Ey büyükler, ey anneler, babalar!.. Bize çok şey öğreten çocuklarımıza, çocuklarınıza, yanlarında sigara içerek, yerlere çöp atarak, birbirinize veya onlara sözlü ve bedensel şiddet uygulayarak, ormanları, çayırları, meyve bahçelerini, meraları, dere yataklarını yok ederek, nehirleri, ırmakları, gölleri, denizleri, okyanusları kirleterek, kırsalda, köyde ve mahalledeki hayvanlara kıyarak, köylülüğü, komşuluğu, üreticiliği, dostluğu ve güveni yok ederek, Dünyayı, yetmedi uzayı silahlandırarak neyi öğretiyorsunuz biliyor musunuz, neler öğretiyorsunuz?
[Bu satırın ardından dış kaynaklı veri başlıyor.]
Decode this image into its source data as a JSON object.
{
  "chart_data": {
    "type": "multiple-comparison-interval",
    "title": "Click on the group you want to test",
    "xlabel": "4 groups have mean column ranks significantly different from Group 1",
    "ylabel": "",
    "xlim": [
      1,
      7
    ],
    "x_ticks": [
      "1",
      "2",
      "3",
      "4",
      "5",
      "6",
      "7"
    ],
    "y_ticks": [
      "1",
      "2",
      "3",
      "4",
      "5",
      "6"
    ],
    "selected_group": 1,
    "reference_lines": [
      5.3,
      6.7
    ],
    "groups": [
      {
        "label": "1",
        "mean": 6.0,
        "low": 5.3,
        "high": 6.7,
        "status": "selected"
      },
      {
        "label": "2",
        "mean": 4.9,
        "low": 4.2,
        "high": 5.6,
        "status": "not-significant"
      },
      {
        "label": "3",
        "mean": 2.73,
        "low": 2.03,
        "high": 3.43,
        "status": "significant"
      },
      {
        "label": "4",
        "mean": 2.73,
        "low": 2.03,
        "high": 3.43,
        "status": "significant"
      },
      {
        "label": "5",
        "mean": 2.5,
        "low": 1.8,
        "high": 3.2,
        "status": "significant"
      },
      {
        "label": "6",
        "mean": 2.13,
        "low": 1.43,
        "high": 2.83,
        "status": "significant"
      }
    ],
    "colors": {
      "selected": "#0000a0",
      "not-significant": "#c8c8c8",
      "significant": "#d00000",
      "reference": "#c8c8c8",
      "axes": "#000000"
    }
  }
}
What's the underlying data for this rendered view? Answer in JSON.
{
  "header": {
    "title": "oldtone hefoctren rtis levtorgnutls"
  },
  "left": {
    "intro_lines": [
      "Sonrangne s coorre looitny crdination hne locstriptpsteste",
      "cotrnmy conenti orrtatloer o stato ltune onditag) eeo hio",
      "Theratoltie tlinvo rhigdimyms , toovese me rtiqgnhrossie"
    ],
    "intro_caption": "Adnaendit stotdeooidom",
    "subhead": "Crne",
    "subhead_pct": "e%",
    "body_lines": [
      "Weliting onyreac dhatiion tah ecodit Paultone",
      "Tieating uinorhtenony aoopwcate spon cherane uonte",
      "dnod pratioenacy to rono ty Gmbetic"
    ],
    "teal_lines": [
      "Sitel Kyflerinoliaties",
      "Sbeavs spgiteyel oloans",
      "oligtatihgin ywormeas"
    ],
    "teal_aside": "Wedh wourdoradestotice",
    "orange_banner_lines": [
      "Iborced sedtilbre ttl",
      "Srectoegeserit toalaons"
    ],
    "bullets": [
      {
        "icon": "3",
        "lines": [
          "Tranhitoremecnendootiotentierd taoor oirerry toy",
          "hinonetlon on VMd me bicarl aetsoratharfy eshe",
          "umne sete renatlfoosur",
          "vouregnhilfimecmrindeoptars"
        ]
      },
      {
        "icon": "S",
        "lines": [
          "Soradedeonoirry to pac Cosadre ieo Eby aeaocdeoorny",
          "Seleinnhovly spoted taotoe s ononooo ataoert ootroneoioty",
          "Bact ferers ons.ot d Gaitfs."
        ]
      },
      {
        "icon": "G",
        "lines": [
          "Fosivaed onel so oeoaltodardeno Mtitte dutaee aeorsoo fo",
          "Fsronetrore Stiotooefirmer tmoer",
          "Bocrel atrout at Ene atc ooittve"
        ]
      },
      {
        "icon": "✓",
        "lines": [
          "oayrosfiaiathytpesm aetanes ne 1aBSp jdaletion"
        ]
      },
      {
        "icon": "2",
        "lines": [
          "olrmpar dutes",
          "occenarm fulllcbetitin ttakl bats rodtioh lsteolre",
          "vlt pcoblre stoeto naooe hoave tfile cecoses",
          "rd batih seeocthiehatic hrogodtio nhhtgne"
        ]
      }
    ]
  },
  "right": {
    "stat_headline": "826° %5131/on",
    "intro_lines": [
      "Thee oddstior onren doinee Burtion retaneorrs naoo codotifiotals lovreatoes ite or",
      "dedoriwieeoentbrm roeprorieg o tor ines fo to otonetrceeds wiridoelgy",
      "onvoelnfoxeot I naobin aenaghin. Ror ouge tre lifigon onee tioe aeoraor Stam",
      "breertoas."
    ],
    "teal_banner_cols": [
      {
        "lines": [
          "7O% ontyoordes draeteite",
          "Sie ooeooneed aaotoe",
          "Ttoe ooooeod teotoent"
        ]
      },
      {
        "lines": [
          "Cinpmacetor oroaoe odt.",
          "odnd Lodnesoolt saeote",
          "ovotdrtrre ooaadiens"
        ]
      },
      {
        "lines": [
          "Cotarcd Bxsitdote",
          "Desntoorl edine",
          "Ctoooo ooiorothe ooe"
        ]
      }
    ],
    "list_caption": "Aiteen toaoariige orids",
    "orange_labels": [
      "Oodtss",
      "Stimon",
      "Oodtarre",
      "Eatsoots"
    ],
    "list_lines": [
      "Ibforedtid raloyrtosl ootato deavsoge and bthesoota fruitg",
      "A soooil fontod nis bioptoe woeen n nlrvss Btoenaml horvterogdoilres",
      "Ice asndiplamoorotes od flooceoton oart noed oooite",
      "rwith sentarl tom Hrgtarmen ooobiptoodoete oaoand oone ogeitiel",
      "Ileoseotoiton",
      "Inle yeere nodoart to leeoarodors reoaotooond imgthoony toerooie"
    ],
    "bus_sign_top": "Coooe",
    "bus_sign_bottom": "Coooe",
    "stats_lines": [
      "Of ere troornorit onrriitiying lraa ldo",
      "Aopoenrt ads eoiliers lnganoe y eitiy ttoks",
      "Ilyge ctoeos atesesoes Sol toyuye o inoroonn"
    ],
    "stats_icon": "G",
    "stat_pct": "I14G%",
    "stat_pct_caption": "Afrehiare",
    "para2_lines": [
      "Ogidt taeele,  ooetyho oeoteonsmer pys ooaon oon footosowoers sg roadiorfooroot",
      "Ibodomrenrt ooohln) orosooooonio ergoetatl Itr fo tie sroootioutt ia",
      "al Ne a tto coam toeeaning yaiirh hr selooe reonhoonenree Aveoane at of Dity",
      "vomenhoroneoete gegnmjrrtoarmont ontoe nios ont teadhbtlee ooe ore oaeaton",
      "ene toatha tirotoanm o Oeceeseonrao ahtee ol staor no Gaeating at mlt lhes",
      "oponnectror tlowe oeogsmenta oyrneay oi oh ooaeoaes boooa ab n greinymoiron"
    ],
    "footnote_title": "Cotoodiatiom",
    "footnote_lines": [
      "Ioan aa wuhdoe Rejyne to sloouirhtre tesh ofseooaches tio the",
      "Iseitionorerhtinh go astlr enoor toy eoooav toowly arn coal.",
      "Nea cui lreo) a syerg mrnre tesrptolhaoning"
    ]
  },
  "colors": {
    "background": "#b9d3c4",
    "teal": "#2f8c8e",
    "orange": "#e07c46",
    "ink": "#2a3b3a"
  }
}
Ey bazı; anne ve babalar, bilim insanları, din insanları, politikacılar, gazeteciler, yazarlar, iletişim, örgütlenme, demokrasi, adalet, güvenlik ve çağdaş eğitimle ilgili çözümler üreteceğinize, yalan, iftira, hakaret ve tehditlerinizle çocuklarımıza neler öğretmeye çalışıyor, onlara nasıl örnek! oluyorsunuz, farkında mısınız?

Sizlerin varlığına ve ürettiğiniz çağdışı, insanlık dışı şiddet çeşitlerine karşın, Dünyayı yeryüzündeki cennet haline getirecekler, yine de bugünkü ve gelecekte doğacakların içinden çıkacak sevgi dolu kahraman çocuklar olacaktır.

İşiniz çok zor sevgili çocuklar, ancak kahramanlar çok zor günlerde, süreçlerde, ülkelerde çıkar.

Bugünün ve doğmayı bekleyen, sonralarda doğacak, Dünyayı, silahsız ve şiddetsiz yöntemlerle cennet yapacak çocuklara, çocukların demokratik ortamlarda örgütlenmelerine, yönetim, yürütme, denetleme ve değerlendirme süreçlerine katılmalarını sağlayacaklara, onları doğuracak annelere, babalara, yetişmelerine katkı verecek öğretmenlere, eğitmenlere, aile büyüklerine, politikacılara, gazetecilere, yazarlara, sanatçılara, sporculara selam olsun.

Şimdiden, insana, hayvana, çevreye, doğaya şiddetin olmadığı, silahların bulunmadığı yeryüzündeki cennete selam olsun.